Zohan is tired of all the fighting. And so, during the next skirmish with his mortal enemy, a Palestinian terrorist dubbed The Phantom (John Turturro), Zohan fakes his own death and sneaks aboard a plane bound for New York, in order to fulfill his dream: to become a hair stylist in the famed Paul Mitchell salon.

Instead, Zohan winds up in an, ah, "more colorful" part of the city, where Israelis and Palestinians co-exist in relative peace. He begs his way into a job at a hair salon run by a gorgeous Palestinian named Dalia (Emmanuelle Chriqui) and, once given the opportunity, turns the place into a lines-around-the-block sensation.

Because, in addition to treating the elderly female clients like teenage rock stars, he concludes each perm and set with a personal bump-and-grind in the back room. Zohan, you see, is a full-service beautician.

Eventually, having schtupped what seems like the entire senior population of Manhattan, poor Zohan suddenly finds that he cannot perform. Goodness, he realizes; it's because he's actually in l-o-v-e, and with Dalia, no less. And because it's that kind of movie, the darling girl finds his new impotence to be endearing.

Of course she does.

I'm not sure what's more crass: Sandler's mock Israeli accent, or the way he shoves his crotch into the cheeks, armpits and rear ends of every woman — of any age — who strolls through this picture. Good gawd, even the magnificent Lainie Kazan allows herself to be defiled.

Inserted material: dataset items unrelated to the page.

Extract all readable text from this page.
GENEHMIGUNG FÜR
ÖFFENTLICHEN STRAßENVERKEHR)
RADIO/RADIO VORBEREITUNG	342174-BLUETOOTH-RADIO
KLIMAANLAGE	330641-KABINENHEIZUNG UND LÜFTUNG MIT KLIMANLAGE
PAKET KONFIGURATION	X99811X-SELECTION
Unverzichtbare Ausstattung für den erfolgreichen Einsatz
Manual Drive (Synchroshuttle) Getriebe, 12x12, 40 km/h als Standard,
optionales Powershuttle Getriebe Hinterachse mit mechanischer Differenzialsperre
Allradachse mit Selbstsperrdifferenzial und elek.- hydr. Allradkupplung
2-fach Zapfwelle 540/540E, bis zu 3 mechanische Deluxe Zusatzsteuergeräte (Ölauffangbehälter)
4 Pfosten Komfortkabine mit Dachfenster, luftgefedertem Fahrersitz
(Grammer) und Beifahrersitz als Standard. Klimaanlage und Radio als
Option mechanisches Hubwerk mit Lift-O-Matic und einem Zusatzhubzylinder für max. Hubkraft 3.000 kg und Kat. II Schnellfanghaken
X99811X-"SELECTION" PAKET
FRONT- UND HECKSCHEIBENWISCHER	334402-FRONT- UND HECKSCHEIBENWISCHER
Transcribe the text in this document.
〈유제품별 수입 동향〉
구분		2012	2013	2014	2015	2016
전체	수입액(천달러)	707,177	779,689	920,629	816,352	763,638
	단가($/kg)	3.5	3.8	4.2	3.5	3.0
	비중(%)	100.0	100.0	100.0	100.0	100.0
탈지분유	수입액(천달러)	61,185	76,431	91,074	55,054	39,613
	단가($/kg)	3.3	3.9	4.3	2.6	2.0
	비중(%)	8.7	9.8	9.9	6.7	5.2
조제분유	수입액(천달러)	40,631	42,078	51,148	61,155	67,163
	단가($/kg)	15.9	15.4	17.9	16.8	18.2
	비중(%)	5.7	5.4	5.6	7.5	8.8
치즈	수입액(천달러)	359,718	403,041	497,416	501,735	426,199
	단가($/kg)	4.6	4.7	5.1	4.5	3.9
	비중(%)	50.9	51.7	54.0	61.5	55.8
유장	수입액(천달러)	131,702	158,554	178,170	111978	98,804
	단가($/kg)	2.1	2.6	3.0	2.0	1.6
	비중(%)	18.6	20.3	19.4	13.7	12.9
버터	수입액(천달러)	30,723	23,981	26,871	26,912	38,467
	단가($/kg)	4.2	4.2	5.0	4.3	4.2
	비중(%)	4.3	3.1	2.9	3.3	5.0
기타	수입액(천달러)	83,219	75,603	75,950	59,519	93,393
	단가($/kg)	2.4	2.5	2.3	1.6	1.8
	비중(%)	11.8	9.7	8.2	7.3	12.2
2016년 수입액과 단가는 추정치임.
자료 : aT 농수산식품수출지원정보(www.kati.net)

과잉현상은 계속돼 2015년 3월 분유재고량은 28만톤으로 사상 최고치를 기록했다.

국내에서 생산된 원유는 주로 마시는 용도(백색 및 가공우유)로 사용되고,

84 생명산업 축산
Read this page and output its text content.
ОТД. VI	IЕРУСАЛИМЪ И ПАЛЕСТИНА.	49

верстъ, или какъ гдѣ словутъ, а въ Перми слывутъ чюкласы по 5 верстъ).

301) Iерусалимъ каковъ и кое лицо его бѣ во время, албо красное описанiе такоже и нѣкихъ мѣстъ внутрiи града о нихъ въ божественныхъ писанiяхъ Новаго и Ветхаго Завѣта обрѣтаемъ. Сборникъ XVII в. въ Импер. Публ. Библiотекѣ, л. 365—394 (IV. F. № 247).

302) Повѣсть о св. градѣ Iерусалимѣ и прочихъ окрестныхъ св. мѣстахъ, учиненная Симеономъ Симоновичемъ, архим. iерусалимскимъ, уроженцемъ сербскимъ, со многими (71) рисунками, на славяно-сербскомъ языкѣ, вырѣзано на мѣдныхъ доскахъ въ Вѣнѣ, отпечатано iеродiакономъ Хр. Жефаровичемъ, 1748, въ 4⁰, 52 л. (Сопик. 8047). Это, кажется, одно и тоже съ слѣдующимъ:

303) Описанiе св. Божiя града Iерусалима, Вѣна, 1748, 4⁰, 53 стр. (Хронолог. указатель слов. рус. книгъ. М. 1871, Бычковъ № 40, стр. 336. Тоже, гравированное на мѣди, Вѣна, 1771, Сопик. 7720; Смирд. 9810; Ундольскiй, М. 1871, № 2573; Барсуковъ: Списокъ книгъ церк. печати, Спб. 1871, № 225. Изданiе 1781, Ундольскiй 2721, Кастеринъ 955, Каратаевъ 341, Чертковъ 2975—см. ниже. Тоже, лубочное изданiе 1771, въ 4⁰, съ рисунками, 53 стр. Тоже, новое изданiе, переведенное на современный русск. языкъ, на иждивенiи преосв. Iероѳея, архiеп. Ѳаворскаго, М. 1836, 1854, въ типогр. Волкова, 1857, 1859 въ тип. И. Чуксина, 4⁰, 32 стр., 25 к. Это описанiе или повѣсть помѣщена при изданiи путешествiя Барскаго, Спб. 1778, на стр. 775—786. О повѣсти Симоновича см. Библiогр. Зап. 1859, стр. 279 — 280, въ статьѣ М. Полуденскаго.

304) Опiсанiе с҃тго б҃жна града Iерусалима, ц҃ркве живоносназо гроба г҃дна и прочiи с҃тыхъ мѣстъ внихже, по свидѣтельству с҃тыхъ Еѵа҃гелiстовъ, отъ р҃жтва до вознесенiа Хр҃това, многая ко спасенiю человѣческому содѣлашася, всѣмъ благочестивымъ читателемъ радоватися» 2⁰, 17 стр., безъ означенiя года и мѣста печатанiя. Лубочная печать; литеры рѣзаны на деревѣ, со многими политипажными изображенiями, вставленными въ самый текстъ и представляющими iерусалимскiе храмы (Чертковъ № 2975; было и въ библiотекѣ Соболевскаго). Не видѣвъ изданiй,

Repeatedly.

It may sound cheerfully ribald as described here, but trust me: The on-screen execution is grotesque, the pacing leaden and the repetitious attempts at gasping humor life-draining. After what felt like dreary years, I checked a watch and discovered, to my horror, that only 15 minutes had passed ... leaving another 93 to go.

You have no idea how hard this job can be sometimes.

We must assume that Sandler got the movie he desired, since he also co-wrote (with Robert Smigel and Judd Apatow) and co-produced this drivel. The man obviously has no shame.

On the basis of this, I'd also be tempted to insist he has no talent. But I keep remembering Punch-Drunk Love and Reign Over Me and, yes, even The Wedding Singer ... and I wonder, whatever happened to that guy?

It's an enigma.

Meanwhile, it should be an interesting summer. Eddie Murphy has Meet Dave lined up, while Zohan comes packaged with a preview for Will Ferrell's The Step Brothers. Both look dead on arrival, and morbid curiosity — you know, the sort that prompts you to beat your head against the wall, because it feels so good to stop — prompts me to wonder which one of these three clowns will be remembered for having unleashed the summer of 2008's most massive turkey.

I'll say this much: Sandler, and Zohan, will be a tough act to top ... or, rather, bottom.